If we consider the analogy of families living in separate identical houses versus several families living in a single large shared house, the level of ownership that can be achieved is somewhat different. In the former, our ability to shape and mould our dwelling is much higher, with less need for compromise, than if we were sharing the same building; this comes at a greater risk of divergence from the standards we wish to enforce, however. Perhaps the true goal would be closer to an apartment block, where standardised access controls are in place, access and location is the same, and yet each individual unit can be tailored to the needs of that owner. This is where I see a central data platform fully enabling domain level ownership of their data, whilst ensuring that standardisation and governance is not an unwieldy challenge.

Yet, that argument is itself a strawman because the Data Mesh concept does not prescribe independent or identical houses. But let’s think more about the proposed alternative, the apartment building. Would all apartments be the same? More importantly, as discussed above, some teams might not need or want their own apartment or have the expertise to maintain their own apartment. Maybe that apartment building has a dormitory or a shared apartment for people without the resources or need for their own apartment, like student accommodation. 

Or maybe the better analogy is an office building. Not all companies have their own. Some will. But, they won’t likely build their own. Most companies rent office space based on their needs, and those needs might change over time. Maybe the best analogy is a dynamic office space like WeWork. Companies share space and services to start with but they might occupy their own floor and manage more of their own services as they mature. They also might temporarily need more space for customer or partner meetings. They need a flexible space that can accommodate spikes in demand, and scale as they grow. Access policies and usage rights of the space are common and coordinated across the building. That’s perhaps the best analogy for data architecture. 

Data infrastructure would be offered as a service. A CoE would maintain that infrastructure, or work closely with IT to maintain it, and would establish the policies that govern its use. More mature data domains would use those services to develop and maintain their data pipelines, creating data products that their consumers or others could use. However, there would also be teams without their own space. They might share with another organization, or they might just occupy space from time to time, relying on the central services.

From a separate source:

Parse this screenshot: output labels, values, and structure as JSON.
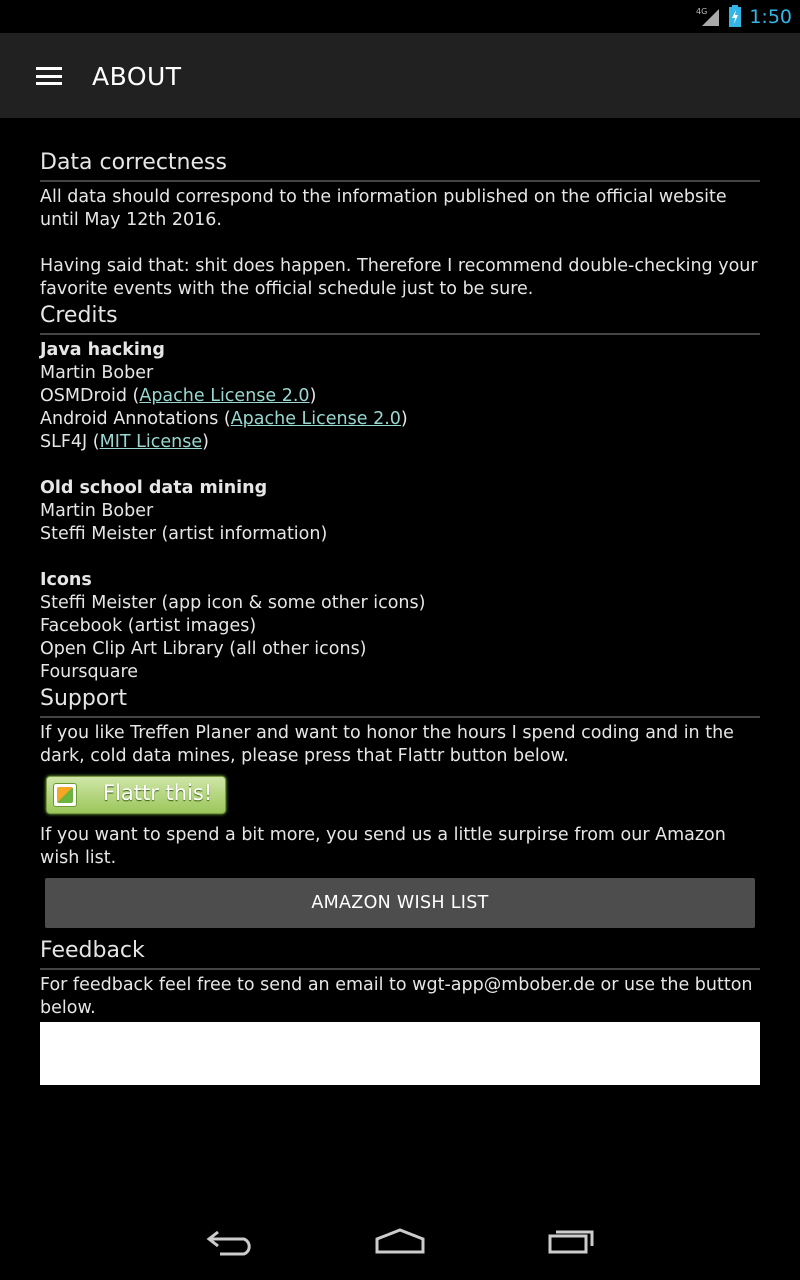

Sputnik Meets The Data Mesh

Bringing this back to the sputnik diagram above, we’ve got the CoE or a mechanism for coordinating common infrastructure and policies and we have spokes which represent business units or other functional areas. Some of the spokes might be data domains; others might be consumer domains. Some might be both, like the Marketing and Product spokes in the example above. The Marketing and Product teams manage their own data domains, leveraging a common infrastructure, respecting common governance policies, building data pipelines and products, and enabling their consumption across the organization. Less mature or less skilled spokes might rely on another domain, like Marketing or Product, for the data services they need. And, others might rely on the ad hoc data services offered by a general data science “domain” – a pool of resources allocated based on need and priority. 

BOTTOM LINE: One size does not fit all. And, the size you need now might not be the size or shape you need later. Your organizational structure and data architecture must reflect the skills, resources and data and analytics needs across your organization. And, the choices you make should be able to accommodate future changes in all of the above.